«Ce que l’on conçoit bien s’énonce clairement…»
Il arrive qu’au détour d’un texte austère traitant d’un sujet extrêmement sérieux se révèle une pépite drolatique. C’est le cas en ce qui concerne une proposition d’ordonnance déposée au Parlement bruxellois par le député socialiste Julien Uyttendaele (le fils de l’avocat et constitutionnaliste que le monde nous envie et qui est, accessoirement, l’époux de Laurette Onkelinx).
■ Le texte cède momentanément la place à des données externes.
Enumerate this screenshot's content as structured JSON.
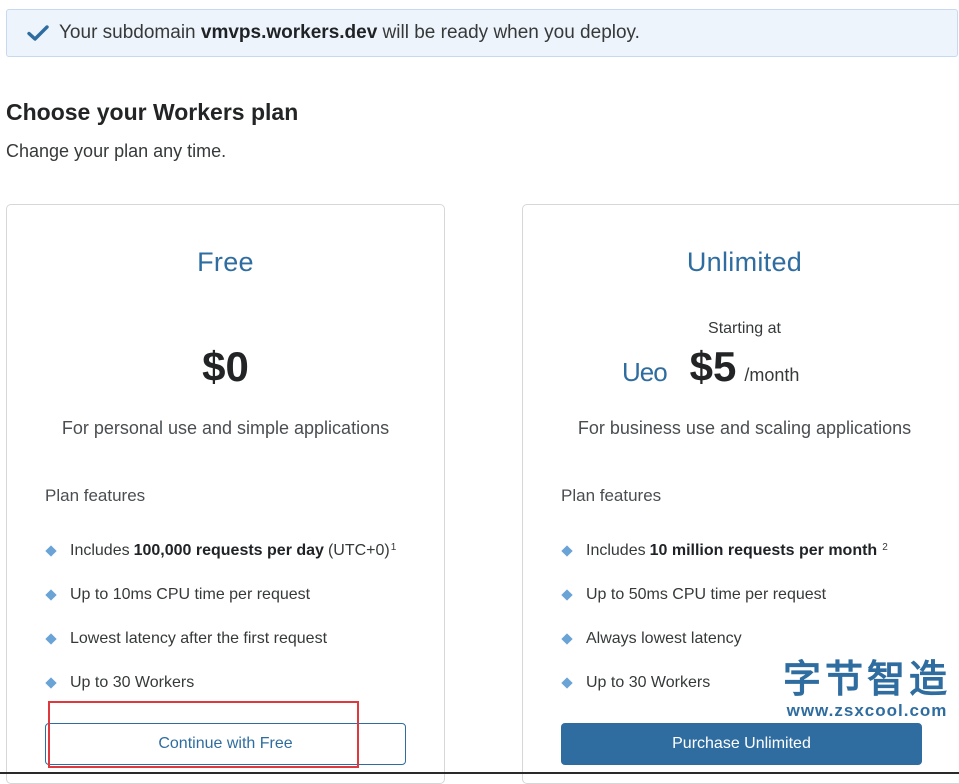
{
  "banner": {
    "icon": "check-icon",
    "text_before": "Your subdomain ",
    "subdomain": "vmvps.workers.dev",
    "text_after": " will be ready when you deploy."
  },
  "page": {
    "title": "Choose your Workers plan",
    "subtitle": "Change your plan any time."
  },
  "plans": {
    "free": {
      "name": "Free",
      "price": "$0",
      "description": "For personal use and simple applications",
      "features_label": "Plan features",
      "features": [
        {
          "pre": "Includes",
          "bold": "100,000 requests per day",
          "post": "(UTC+0)",
          "sup": "1"
        },
        {
          "text": "Up to 10ms CPU time per request"
        },
        {
          "text": "Lowest latency after the first request"
        },
        {
          "text": "Up to 30 Workers"
        }
      ],
      "button_label": "Continue with Free"
    },
    "unlimited": {
      "name": "Unlimited",
      "starting_at": "Starting at",
      "price": "$5",
      "per": "/month",
      "description": "For business use and scaling applications",
      "features_label": "Plan features",
      "features": [
        {
          "pre": "Includes",
          "bold": "10 million requests per month",
          "post": "",
          "sup": "2"
        },
        {
          "text": "Up to 50ms CPU time per request"
        },
        {
          "text": "Always lowest latency"
        },
        {
          "text": "Up to 30 Workers"
        }
      ],
      "button_label": "Purchase Unlimited"
    }
  },
  "watermark": {
    "ghost_text": "Ueo",
    "chinese": "字节智造",
    "url": "www.zsxcool.com"
  },
  "colors": {
    "accent": "#2f6da0",
    "banner_bg": "#eef4fb",
    "annotation": "#e0393d"
  }
}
Cette proposition d’ordonnance est «sobrement» intitulée: «Proposition d’ordonnance modifiant le Nouveau Code électoral communal bruxellois afin de partager proportionnellement et de manière égale entre tous les candidats qui en bénéficient, la voix émise lors de plusieurs votes». En gros, Julien Uyttendaele en a marre du vote ethnico-religieux.
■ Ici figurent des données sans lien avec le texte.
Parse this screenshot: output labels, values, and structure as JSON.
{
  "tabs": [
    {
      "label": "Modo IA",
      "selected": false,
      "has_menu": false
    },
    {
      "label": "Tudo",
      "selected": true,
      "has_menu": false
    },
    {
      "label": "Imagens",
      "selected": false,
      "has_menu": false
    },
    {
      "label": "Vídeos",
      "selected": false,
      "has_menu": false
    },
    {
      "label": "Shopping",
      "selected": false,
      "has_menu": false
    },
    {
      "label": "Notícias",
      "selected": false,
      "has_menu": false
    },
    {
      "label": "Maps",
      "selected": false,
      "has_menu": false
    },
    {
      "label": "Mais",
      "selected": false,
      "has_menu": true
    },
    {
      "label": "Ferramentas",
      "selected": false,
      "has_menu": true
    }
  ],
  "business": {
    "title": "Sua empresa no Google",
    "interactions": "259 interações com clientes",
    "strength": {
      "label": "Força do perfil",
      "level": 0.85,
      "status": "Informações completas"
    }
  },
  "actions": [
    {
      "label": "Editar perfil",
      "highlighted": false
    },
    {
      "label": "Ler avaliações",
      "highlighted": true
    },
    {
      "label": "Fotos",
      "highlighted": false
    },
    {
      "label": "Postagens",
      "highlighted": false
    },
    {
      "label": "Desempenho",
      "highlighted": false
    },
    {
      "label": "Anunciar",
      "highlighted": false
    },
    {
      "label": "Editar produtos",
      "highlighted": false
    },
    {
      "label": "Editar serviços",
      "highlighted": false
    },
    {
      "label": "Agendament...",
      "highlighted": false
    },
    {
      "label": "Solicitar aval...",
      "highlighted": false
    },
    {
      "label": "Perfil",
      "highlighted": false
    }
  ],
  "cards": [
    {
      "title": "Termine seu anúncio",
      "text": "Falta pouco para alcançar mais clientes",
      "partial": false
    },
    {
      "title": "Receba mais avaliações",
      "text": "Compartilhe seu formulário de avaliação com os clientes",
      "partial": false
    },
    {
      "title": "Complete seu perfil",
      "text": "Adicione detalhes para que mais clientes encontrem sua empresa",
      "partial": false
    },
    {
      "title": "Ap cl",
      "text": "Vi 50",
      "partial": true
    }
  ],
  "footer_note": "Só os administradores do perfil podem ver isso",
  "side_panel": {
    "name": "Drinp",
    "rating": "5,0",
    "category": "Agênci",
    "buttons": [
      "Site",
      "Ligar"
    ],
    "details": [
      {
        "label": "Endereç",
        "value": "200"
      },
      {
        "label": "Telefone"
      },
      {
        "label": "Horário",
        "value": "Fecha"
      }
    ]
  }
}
Julien Uyttendaele s’est fait remarquer durant cette législature par sa défense méritoire et acharnée de la laïcité dans l’hémicycle bruxellois et au sein de la régionale du PS, à contre-courant de la tendance islamiste dominante orchestrée par Ahmed Laaouej.
Le point culminant de sa résistance laïque à l’obscurantisme religieux au sein des islamo-socialistes fut le vote au Parlement bruxellois sur l’abattage rituel sans étourdissement. Inutile de rappeler le fond du sujet, les lecteurs de Bruxelles Demain connaissent parfaitement ce dossier. Lors des débats précédant ce vote, Julien Uyttendaele avait tenu un discours courageux en faveur de l’étourdissement, en rappelant les principes fondamentaux de la laïcité et du respect de la vie animale, à l’instar du Vlaams Belang. Depuis lors le torchon brûle entre lui et les islamo-socialistes, au point qu’il a décidé de quitter le PS bruxellois.
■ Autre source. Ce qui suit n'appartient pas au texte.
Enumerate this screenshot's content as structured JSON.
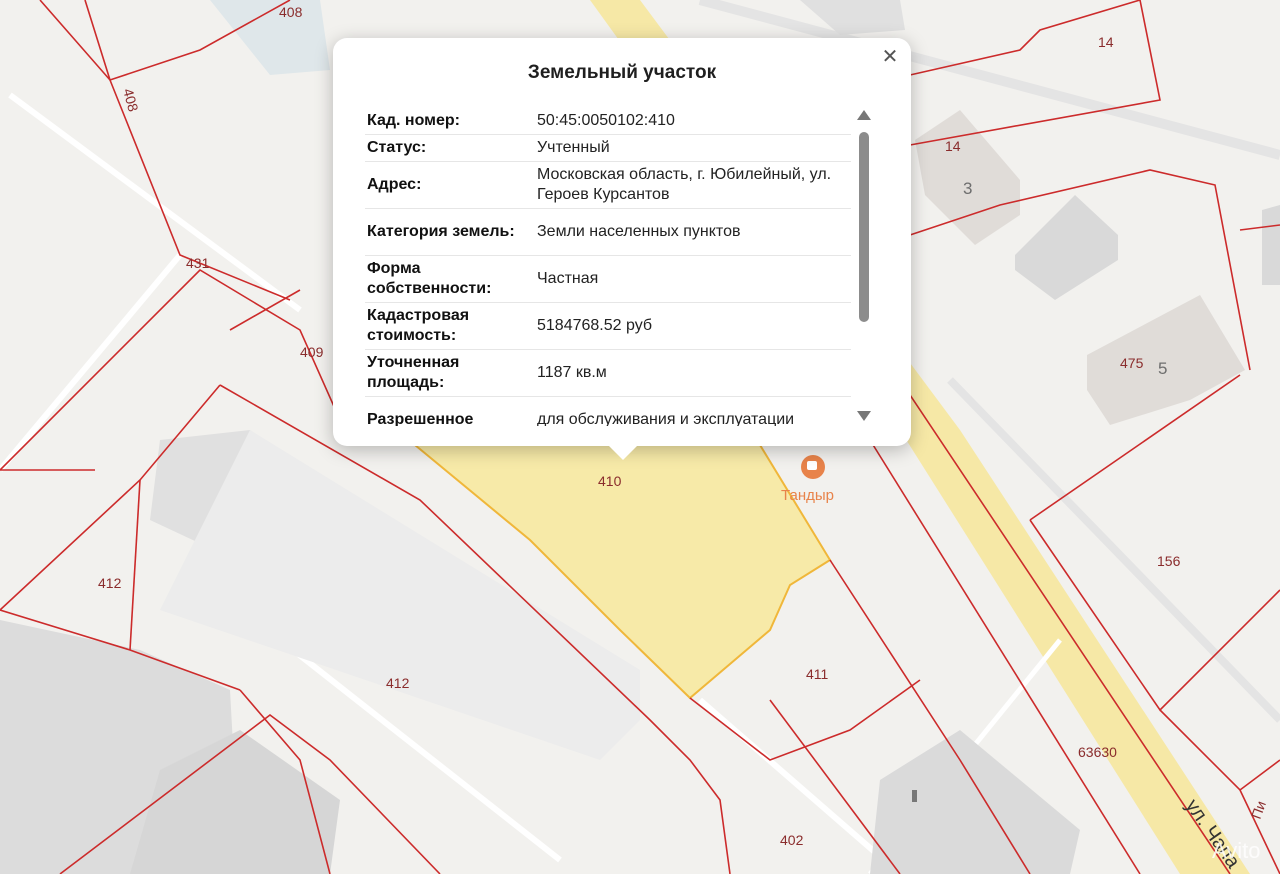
{
  "popup": {
    "title": "Земельный участок",
    "close_icon": "close-icon",
    "rows": [
      {
        "key": "Кад. номер:",
        "value": "50:45:0050102:410"
      },
      {
        "key": "Статус:",
        "value": "Учтенный"
      },
      {
        "key": "Адрес:",
        "value": "Московская область, г. Юбилейный, ул. Героев Курсантов"
      },
      {
        "key": "Категория земель:",
        "value": "Земли населенных пунктов"
      },
      {
        "key": "Форма собственности:",
        "value": "Частная"
      },
      {
        "key": "Кадастровая стоимость:",
        "value": "5184768.52 руб"
      },
      {
        "key": "Уточненная площадь:",
        "value": "1187 кв.м"
      },
      {
        "key": "Разрешенное",
        "value": "для обслуживания и эксплуатации"
      }
    ]
  },
  "map": {
    "plot_numbers": [
      "408",
      "408",
      "14",
      "14",
      "431",
      "409",
      "410",
      "475",
      "156",
      "412",
      "412",
      "411",
      "63630",
      "402"
    ],
    "building_numbers": [
      "3",
      "5"
    ],
    "poi": {
      "label": "Тандыр",
      "icon": "cafe-icon"
    },
    "street": "ул. Чапа",
    "street_partial": "Пи",
    "watermark": "Avito"
  },
  "colors": {
    "boundary": "#cc2b2b",
    "selected_plot": "#f7e9a0",
    "road": "#f6e8a6",
    "building": "#dcdcdc",
    "poi": "#e8834a"
  }
}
Nous écrivions dans la revue francophone du Vlaams Belang, Bruxelles Demain, du deuxième trimestre 2023: «Ce n’est plus un secret pour personne depuis longtemps, le PS bruxellois est malade de sa diversité. Il s’agit de la difficulté croissante de faire vivre ensemble des élus arabo-musulmans, de plus en plus présents au sein et à la tête du PS bruxellois, des élus turco-musulmans et des élus de souche très majoritairement attachés aux valeurs de la laïcité. Au-delà des luttes à mort entre «camarades socialistes» pour s’accaparer les mandats les plus rémunérateurs, c’est en réalité une fracture civilisationnelle qui sépare aujourd’hui les socialistes bruxellois occidentaux et les socialistes bruxellois orientaux».
Julien Uyttendaele constate que lors des élections, de toutes les élections, les arabo-musulmans votent majoritairement pour des candidats arabo-musulmans, les noirs votent majoritairement pour des candidats noirs, et les blancs votent majoritairement pour des candidats blancs. Nous voyons ainsi que ces votes ethnico-religieux influencent considérablement la composition des assemblées. Rassurez-vous, l’élu socialiste, aussi lucide soit-il, ne s’est pas risqué à formuler les choses aussi platement, nous dirions même… aussi clairement.
Pour paraphraser Leibniz, Julien Uyttendaele prend «la paille des mots pour le grain des choses». Nous nous sommes très naturellement souvenus de cette citation hyper connue de Nicolas Boileau Despréaux : «Ce que l’on conçoit bien s’énonce clairement, et les mots pour le dire arrivent aisément». Nous verrons que pour Julien Uyttendaele, le chemin pour joindre un point A à un point B, n’est définitivement pas la ligne droite.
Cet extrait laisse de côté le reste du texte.